Top level declarations

  • id : KIND.
    Declares a new type family id. See Type Family Declarations.

  • id : NEG-TYPE.
    Declares a new term constant. See Types.

  • id : NEG-TYPE = TERM.
    Defines a constant of a particular type in terms of existing constants. See Types and Terms.

  • #query ? ? ? NUM NEG-TYPE.
    Searches for (the ? is either a natural number NUM or a wildcard *). See Queries.

  • #trace ? POS-TYPE.
    Searches for (the ? is either a natural number NUM or a wildcard *). See Queries.

  • #exec ? POS-TYPE.
    Searches for (the ? is either a natural number NUM or a wildcard *). See Queries.

  • #mode id MODEDECL.
    Declares a mode for the type family id. See Modes.

Object Syntax

There are three sorts of objects: values, which have positive type; terms, which have negative type; and expressions, which have monadic type. Patterns are a different sort of thing - they match values in the same way that ML patterns match ML values.

Values V:

  • N - constructs a value from a term, and has type A.
  • @N - constructs a value from a term using only affine variables, and has type @A.
  • !N - constructs a value from a term using only persistent variables, and has type !A.
  • 1 - constructs a (multiplicative) unit of type 1.
  • [V1,V2] - constructs a (multiplicative) tuple of type EXISTS p:S1. S2 (if V1 has type S1 and V2 has type S2). N-arty tuples are allowed: [V1,V2,V3,V4] is syntactic sugar for [V1,[V2,[V3,V4]]]. Note that special cases of EXISTS p:S1. S2 are Exists x. S2 and S1 * S2.
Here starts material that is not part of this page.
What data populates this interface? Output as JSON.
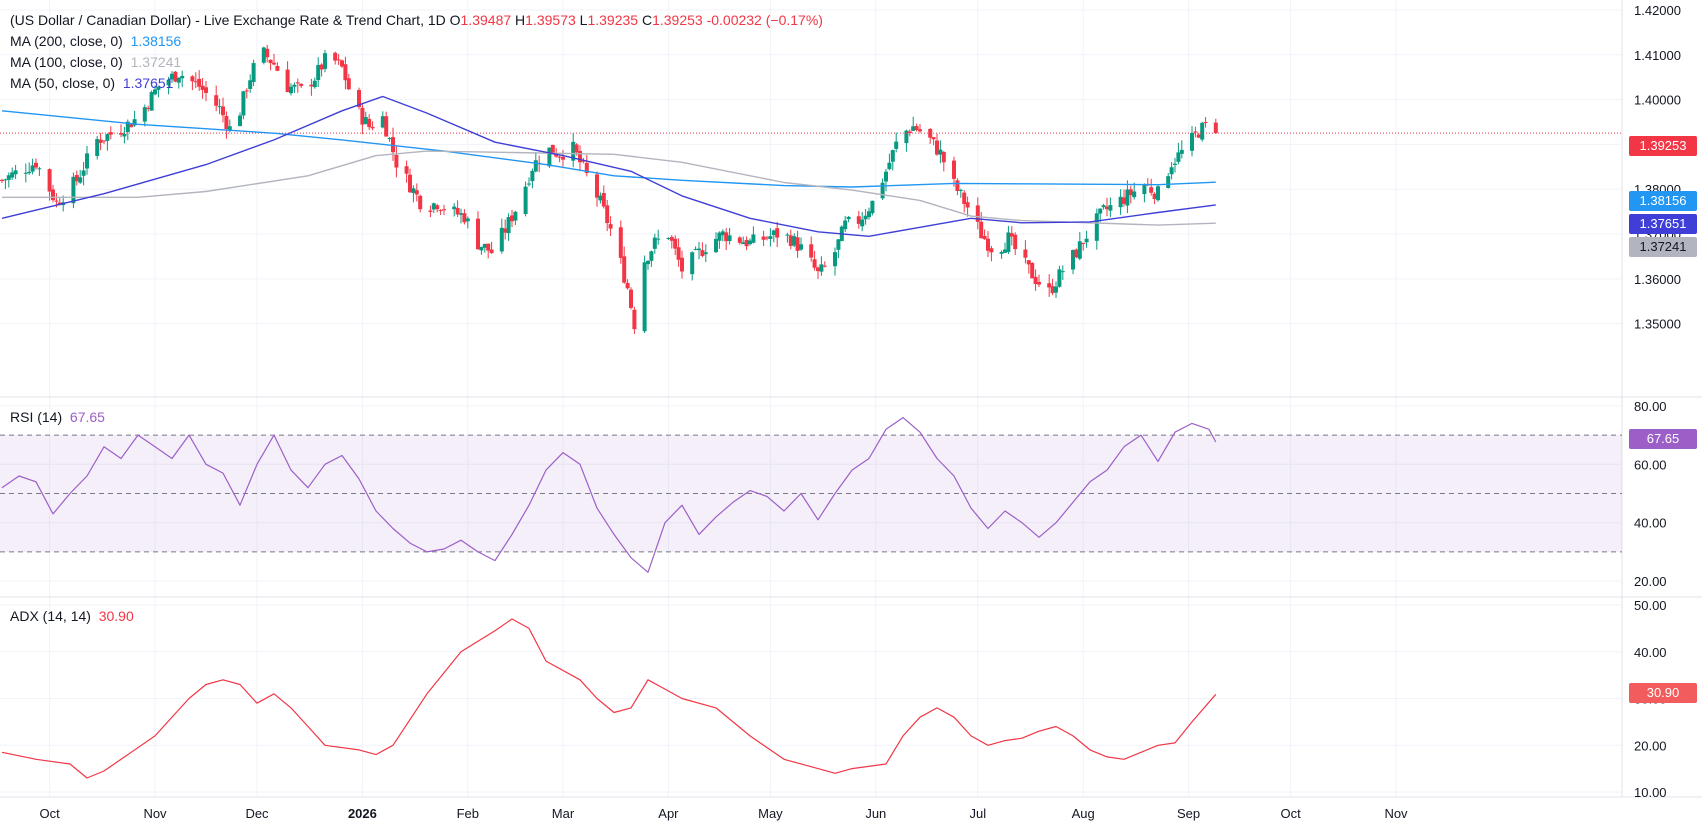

An example of the syntax of values can be found in tests/syntax-values.clf.

Terms N, M:

  • < N, M > - A (additive) pair term; has type A & B if N is a term of type A and M is a term of type B. Note that the spaces around the curly braces are critical: <a,b> will be treated as the identifier <a, followed by a comma, followed by the identifier b>, and not as the pair of a and b. (Is this a bug?)
  • \p.N - An implication: has type PI p:S. A if p is a pattern of type S and N is a term of type A.
  • {E} - A monadic term; has type {S} if E is an expression of type S.

Expressions E:

  • let {p} = M in E - where M has type {S} and p is a pattern matching type S.
  • V -

Patterns p:

  • x -
  • @x -
  • !x -
  • 1 - matches any (multiplicative) unit of type 1.
  • [p1,p2] - matches (multiplicative) tuples of type EXISTS p:S1. S2. N-arty patterns are allowed: [p1,p2,p3,p4] is syntactic sugar for [p1,[p2,[p3,p4]]]. Note that special cases of EXISTS p:S1. S2 are Exists x. S2 and S1 * S2.